La diagnosi era dunque di melanoma coroideale in stato avanzato, infiltrante le strutture orbitali. Tale patologia ha purtroppo una prognosi infausta, con un decorso abbastanza variabile (da pochi mesi ad alcuni anni) e tende a metastatizzare frequentemente più organi.

Per questo, il suo trattamento deve essere radicale e tempestivo.

Secondo le linee guida di riferimento, infatti, nel trattamento di melanomi oculari di grandi dimensioni, la chirurgia conservativa non è un’opzione. Sarebbe stato quindi opportuno informare Pasquale che non c’era possibilità di recuperare la vista e che bisognava procedere subito con l’enucleazione dell’occhio.
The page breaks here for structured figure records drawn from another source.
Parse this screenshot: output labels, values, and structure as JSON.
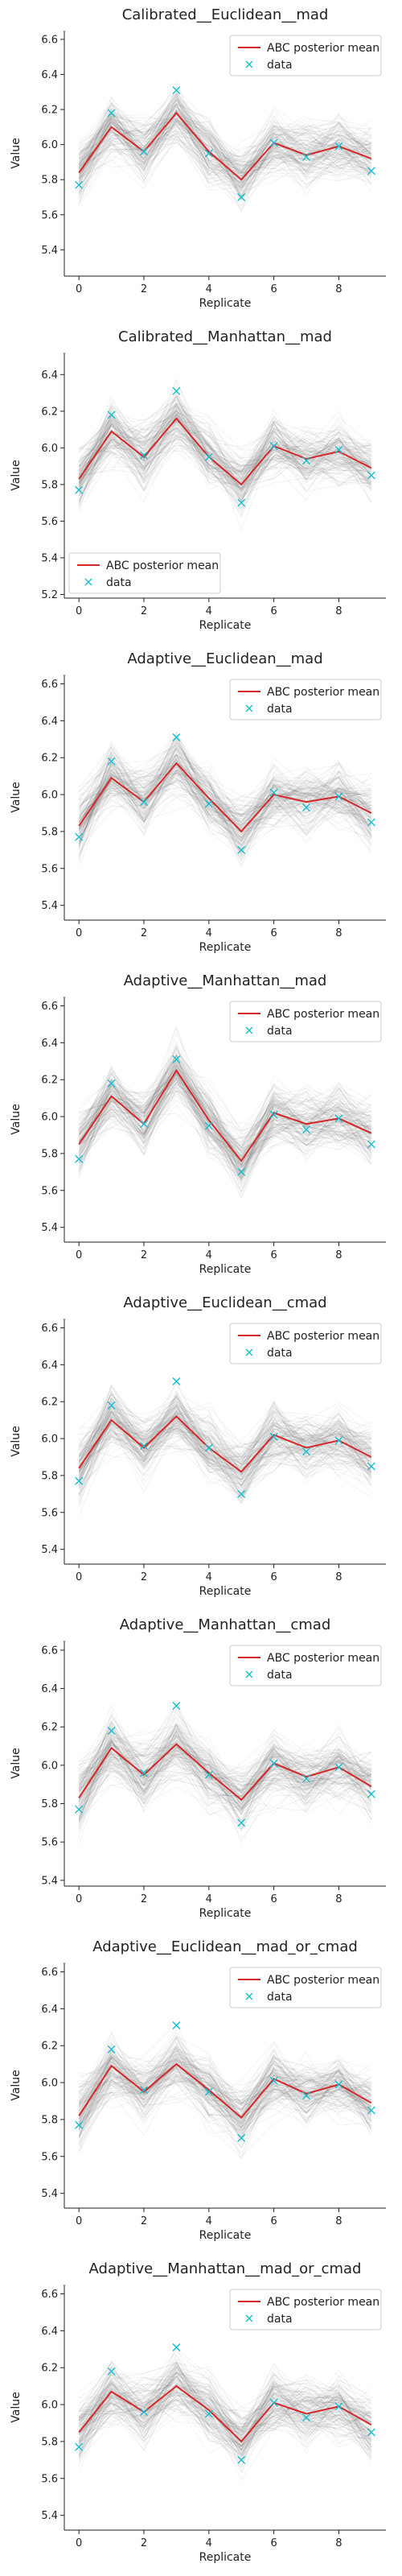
{
  "chart_data": [
    {
      "type": "line",
      "title": "Calibrated__Euclidean__mad",
      "xlabel": "Replicate",
      "ylabel": "Value",
      "xlim": [
        -0.45,
        9.45
      ],
      "ylim": [
        5.25,
        6.65
      ],
      "xticks": [
        0,
        2,
        4,
        6,
        8
      ],
      "yticks": [
        5.4,
        5.6,
        5.8,
        6.0,
        6.2,
        6.4,
        6.6
      ],
      "legend_position": "upper right",
      "x": [
        0,
        1,
        2,
        3,
        4,
        5,
        6,
        7,
        8,
        9
      ],
      "series": [
        {
          "name": "ABC posterior mean",
          "kind": "line",
          "color": "#d62728",
          "values": [
            5.84,
            6.1,
            5.96,
            6.18,
            5.96,
            5.8,
            6.01,
            5.94,
            5.99,
            5.92
          ]
        },
        {
          "name": "data",
          "kind": "marker",
          "color": "#17becf",
          "values": [
            5.77,
            6.18,
            5.96,
            6.31,
            5.95,
            5.7,
            6.01,
            5.93,
            5.99,
            5.85
          ]
        }
      ]
    },
    {
      "type": "line",
      "title": "Calibrated__Manhattan__mad",
      "xlabel": "Replicate",
      "ylabel": "Value",
      "xlim": [
        -0.45,
        9.45
      ],
      "ylim": [
        5.18,
        6.52
      ],
      "xticks": [
        0,
        2,
        4,
        6,
        8
      ],
      "yticks": [
        5.2,
        5.4,
        5.6,
        5.8,
        6.0,
        6.2,
        6.4
      ],
      "legend_position": "lower left",
      "x": [
        0,
        1,
        2,
        3,
        4,
        5,
        6,
        7,
        8,
        9
      ],
      "series": [
        {
          "name": "ABC posterior mean",
          "kind": "line",
          "color": "#d62728",
          "values": [
            5.83,
            6.09,
            5.95,
            6.16,
            5.95,
            5.8,
            6.01,
            5.94,
            5.98,
            5.89
          ]
        },
        {
          "name": "data",
          "kind": "marker",
          "color": "#17becf",
          "values": [
            5.77,
            6.18,
            5.96,
            6.31,
            5.95,
            5.7,
            6.01,
            5.93,
            5.99,
            5.85
          ]
        }
      ]
    },
    {
      "type": "line",
      "title": "Adaptive__Euclidean__mad",
      "xlabel": "Replicate",
      "ylabel": "Value",
      "xlim": [
        -0.45,
        9.45
      ],
      "ylim": [
        5.32,
        6.65
      ],
      "xticks": [
        0,
        2,
        4,
        6,
        8
      ],
      "yticks": [
        5.4,
        5.6,
        5.8,
        6.0,
        6.2,
        6.4,
        6.6
      ],
      "legend_position": "upper right",
      "x": [
        0,
        1,
        2,
        3,
        4,
        5,
        6,
        7,
        8,
        9
      ],
      "series": [
        {
          "name": "ABC posterior mean",
          "kind": "line",
          "color": "#d62728",
          "values": [
            5.83,
            6.09,
            5.96,
            6.17,
            5.98,
            5.8,
            6.0,
            5.96,
            5.99,
            5.9
          ]
        },
        {
          "name": "data",
          "kind": "marker",
          "color": "#17becf",
          "values": [
            5.77,
            6.18,
            5.96,
            6.31,
            5.95,
            5.7,
            6.01,
            5.93,
            5.99,
            5.85
          ]
        }
      ]
    },
    {
      "type": "line",
      "title": "Adaptive__Manhattan__mad",
      "xlabel": "Replicate",
      "ylabel": "Value",
      "xlim": [
        -0.45,
        9.45
      ],
      "ylim": [
        5.32,
        6.65
      ],
      "xticks": [
        0,
        2,
        4,
        6,
        8
      ],
      "yticks": [
        5.4,
        5.6,
        5.8,
        6.0,
        6.2,
        6.4,
        6.6
      ],
      "legend_position": "upper right",
      "x": [
        0,
        1,
        2,
        3,
        4,
        5,
        6,
        7,
        8,
        9
      ],
      "series": [
        {
          "name": "ABC posterior mean",
          "kind": "line",
          "color": "#d62728",
          "values": [
            5.85,
            6.11,
            5.96,
            6.25,
            5.98,
            5.76,
            6.02,
            5.96,
            5.99,
            5.91
          ]
        },
        {
          "name": "data",
          "kind": "marker",
          "color": "#17becf",
          "values": [
            5.77,
            6.18,
            5.96,
            6.31,
            5.95,
            5.7,
            6.01,
            5.93,
            5.99,
            5.85
          ]
        }
      ]
    },
    {
      "type": "line",
      "title": "Adaptive__Euclidean__cmad",
      "xlabel": "Replicate",
      "ylabel": "Value",
      "xlim": [
        -0.45,
        9.45
      ],
      "ylim": [
        5.32,
        6.65
      ],
      "xticks": [
        0,
        2,
        4,
        6,
        8
      ],
      "yticks": [
        5.4,
        5.6,
        5.8,
        6.0,
        6.2,
        6.4,
        6.6
      ],
      "legend_position": "upper right",
      "x": [
        0,
        1,
        2,
        3,
        4,
        5,
        6,
        7,
        8,
        9
      ],
      "series": [
        {
          "name": "ABC posterior mean",
          "kind": "line",
          "color": "#d62728",
          "values": [
            5.84,
            6.1,
            5.95,
            6.12,
            5.95,
            5.82,
            6.02,
            5.95,
            5.99,
            5.9
          ]
        },
        {
          "name": "data",
          "kind": "marker",
          "color": "#17becf",
          "values": [
            5.77,
            6.18,
            5.96,
            6.31,
            5.95,
            5.7,
            6.01,
            5.93,
            5.99,
            5.85
          ]
        }
      ]
    },
    {
      "type": "line",
      "title": "Adaptive__Manhattan__cmad",
      "xlabel": "Replicate",
      "ylabel": "Value",
      "xlim": [
        -0.45,
        9.45
      ],
      "ylim": [
        5.37,
        6.65
      ],
      "xticks": [
        0,
        2,
        4,
        6,
        8
      ],
      "yticks": [
        5.4,
        5.6,
        5.8,
        6.0,
        6.2,
        6.4,
        6.6
      ],
      "legend_position": "upper right",
      "x": [
        0,
        1,
        2,
        3,
        4,
        5,
        6,
        7,
        8,
        9
      ],
      "series": [
        {
          "name": "ABC posterior mean",
          "kind": "line",
          "color": "#d62728",
          "values": [
            5.83,
            6.09,
            5.95,
            6.11,
            5.96,
            5.82,
            6.01,
            5.94,
            5.99,
            5.89
          ]
        },
        {
          "name": "data",
          "kind": "marker",
          "color": "#17becf",
          "values": [
            5.77,
            6.18,
            5.96,
            6.31,
            5.95,
            5.7,
            6.01,
            5.93,
            5.99,
            5.85
          ]
        }
      ]
    },
    {
      "type": "line",
      "title": "Adaptive__Euclidean__mad_or_cmad",
      "xlabel": "Replicate",
      "ylabel": "Value",
      "xlim": [
        -0.45,
        9.45
      ],
      "ylim": [
        5.32,
        6.65
      ],
      "xticks": [
        0,
        2,
        4,
        6,
        8
      ],
      "yticks": [
        5.4,
        5.6,
        5.8,
        6.0,
        6.2,
        6.4,
        6.6
      ],
      "legend_position": "upper right",
      "x": [
        0,
        1,
        2,
        3,
        4,
        5,
        6,
        7,
        8,
        9
      ],
      "series": [
        {
          "name": "ABC posterior mean",
          "kind": "line",
          "color": "#d62728",
          "values": [
            5.82,
            6.09,
            5.95,
            6.1,
            5.96,
            5.81,
            6.02,
            5.94,
            5.99,
            5.89
          ]
        },
        {
          "name": "data",
          "kind": "marker",
          "color": "#17becf",
          "values": [
            5.77,
            6.18,
            5.96,
            6.31,
            5.95,
            5.7,
            6.01,
            5.93,
            5.99,
            5.85
          ]
        }
      ]
    },
    {
      "type": "line",
      "title": "Adaptive__Manhattan__mad_or_cmad",
      "xlabel": "Replicate",
      "ylabel": "Value",
      "xlim": [
        -0.45,
        9.45
      ],
      "ylim": [
        5.32,
        6.65
      ],
      "xticks": [
        0,
        2,
        4,
        6,
        8
      ],
      "yticks": [
        5.4,
        5.6,
        5.8,
        6.0,
        6.2,
        6.4,
        6.6
      ],
      "legend_position": "upper right",
      "x": [
        0,
        1,
        2,
        3,
        4,
        5,
        6,
        7,
        8,
        9
      ],
      "series": [
        {
          "name": "ABC posterior mean",
          "kind": "line",
          "color": "#d62728",
          "values": [
            5.85,
            6.07,
            5.96,
            6.1,
            5.97,
            5.8,
            6.01,
            5.95,
            5.99,
            5.89
          ]
        },
        {
          "name": "data",
          "kind": "marker",
          "color": "#17becf",
          "values": [
            5.77,
            6.18,
            5.96,
            6.31,
            5.95,
            5.7,
            6.01,
            5.93,
            5.99,
            5.85
          ]
        }
      ]
    }
  ]
}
La necessità poi di un secondo intervento chirurgico per una complicanza operatoria ha dilatato i tempi medi di degenza a oltre due mesi.

L’enucleazione dell’occhio eseguita fin dall’inizio avrebbe risparmiato al paziente tutti gli interventi demolitivi neurochirurgici e le successive complicanze.

Ciò che è mancato in questa vicenda è stata la carente informazione al paziente e ai suoi familiari e l’approfondimento diagnostico da parte del team operatorio, che andava condiviso consultando gli specialisti oculisti, anche in considerazione della storia ospedaliera del paziente.

Tutto il percorso clinico di Pasquale non è stato gestito come avrebbe dovuto, causando anche molta sofferenza durante la lunga degenza, per poi comunque perdere l’occhio.

I familiari arrivano a una transazione bonaria con la ASL e ottengono un risarcimento di euro 55.000.